Charge Enterprises, Inc. has an informal, at-will agreement with KORR Acquisition Group, Inc., led by its chairman Kenneth Orr, for investment advisory services. KORR will manage certain company assets, with authority to buy, sell, and trade securities, but only up to 20% of the company’s total assets. The agreement can be ended at any time. Any payment to KORR for these services must be approved by the independent and full board of directors and will not exceed industry standards.
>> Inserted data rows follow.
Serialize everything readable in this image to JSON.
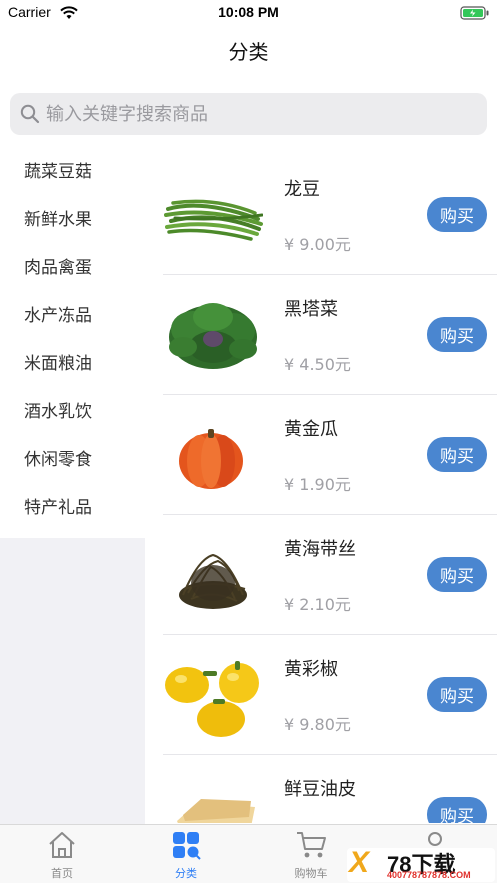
{
  "status_bar": {
    "carrier": "Carrier",
    "time": "10:08 PM"
  },
  "nav": {
    "title": "分类"
  },
  "search": {
    "placeholder": "输入关键字搜索商品",
    "value": ""
  },
  "sidebar": {
    "items": [
      {
        "label": "蔬菜豆菇"
      },
      {
        "label": "新鲜水果"
      },
      {
        "label": "肉品禽蛋"
      },
      {
        "label": "水产冻品"
      },
      {
        "label": "米面粮油"
      },
      {
        "label": "酒水乳饮"
      },
      {
        "label": "休闲零食"
      },
      {
        "label": "特产礼品"
      }
    ]
  },
  "products": [
    {
      "name": "龙豆",
      "price": "¥ 9.00元",
      "buy_label": "购买",
      "image": "green-beans"
    },
    {
      "name": "黑塔菜",
      "price": "¥ 4.50元",
      "buy_label": "购买",
      "image": "leafy-greens"
    },
    {
      "name": "黄金瓜",
      "price": "¥ 1.90元",
      "buy_label": "购买",
      "image": "pumpkin"
    },
    {
      "name": "黄海带丝",
      "price": "¥ 2.10元",
      "buy_label": "购买",
      "image": "kelp-strands"
    },
    {
      "name": "黄彩椒",
      "price": "¥ 9.80元",
      "buy_label": "购买",
      "image": "yellow-peppers"
    },
    {
      "name": "鲜豆油皮",
      "price": "",
      "buy_label": "购买",
      "image": "tofu-skin"
    }
  ],
  "tab_bar": {
    "tabs": [
      {
        "label": "首页",
        "icon": "home-icon",
        "active": false
      },
      {
        "label": "分类",
        "icon": "grid-icon",
        "active": true
      },
      {
        "label": "购物车",
        "icon": "cart-icon",
        "active": false
      },
      {
        "label": "",
        "icon": "profile-icon",
        "active": false
      }
    ]
  },
  "watermark": {
    "brand": "78下载",
    "url": "400778787878.COM"
  },
  "colors": {
    "accent": "#2f7ff5",
    "buy_button": "#4a86d0",
    "sidebar_bg": "#f1f1f5"
  }
}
EX-10.23 3 goig_ex1023.htm DESCRIPTION OF ORAL AGREEMENT goig_ex1023
 
Exhibit 10.23
 
Charge Enterprises, Inc.
Description of Oral Agreement with KORR Acquisition Group, Inc.
 
Charge Enterprises, Inc. (the “Company”) has entered into an informal at-will arrangement with KORR Acquisitions Group, Inc., an entity controlled by Kenneth Orr, the Company’s chairman of the board of directors (“KORR”).
 
Pursuant to the terms of the arrangement, KORR will provide investment advisory services on an as-needed basis as requested by the Company. In connection with such services, KORR shall be responsible for the investment and reinvestment of certain assets of the Company, as may be designated by Company, from time to time, to be subject to KORR’s management (the “Assets”). In connection with such services, KORR shall be granted discretionary authority, without prior consultation with the Company, to buy, sell, trade and allocate in and among stocks, bonds and other securities and/or contracts relating to the same, or otherwise, and to provide instructions in furtherance of such authority, provided the value of the Assets shall not exceed 20% of the Company’s total assets.
 
The Company’s arrangement with KORR is at will and may be terminated at any time. Any compensation that the Company may determine to pay to KORR for its advisory services will be made based upon the approval of such arrangements by the independent members of the Company’s board of directors, subject to approval by the entire board, and not more than industry standards.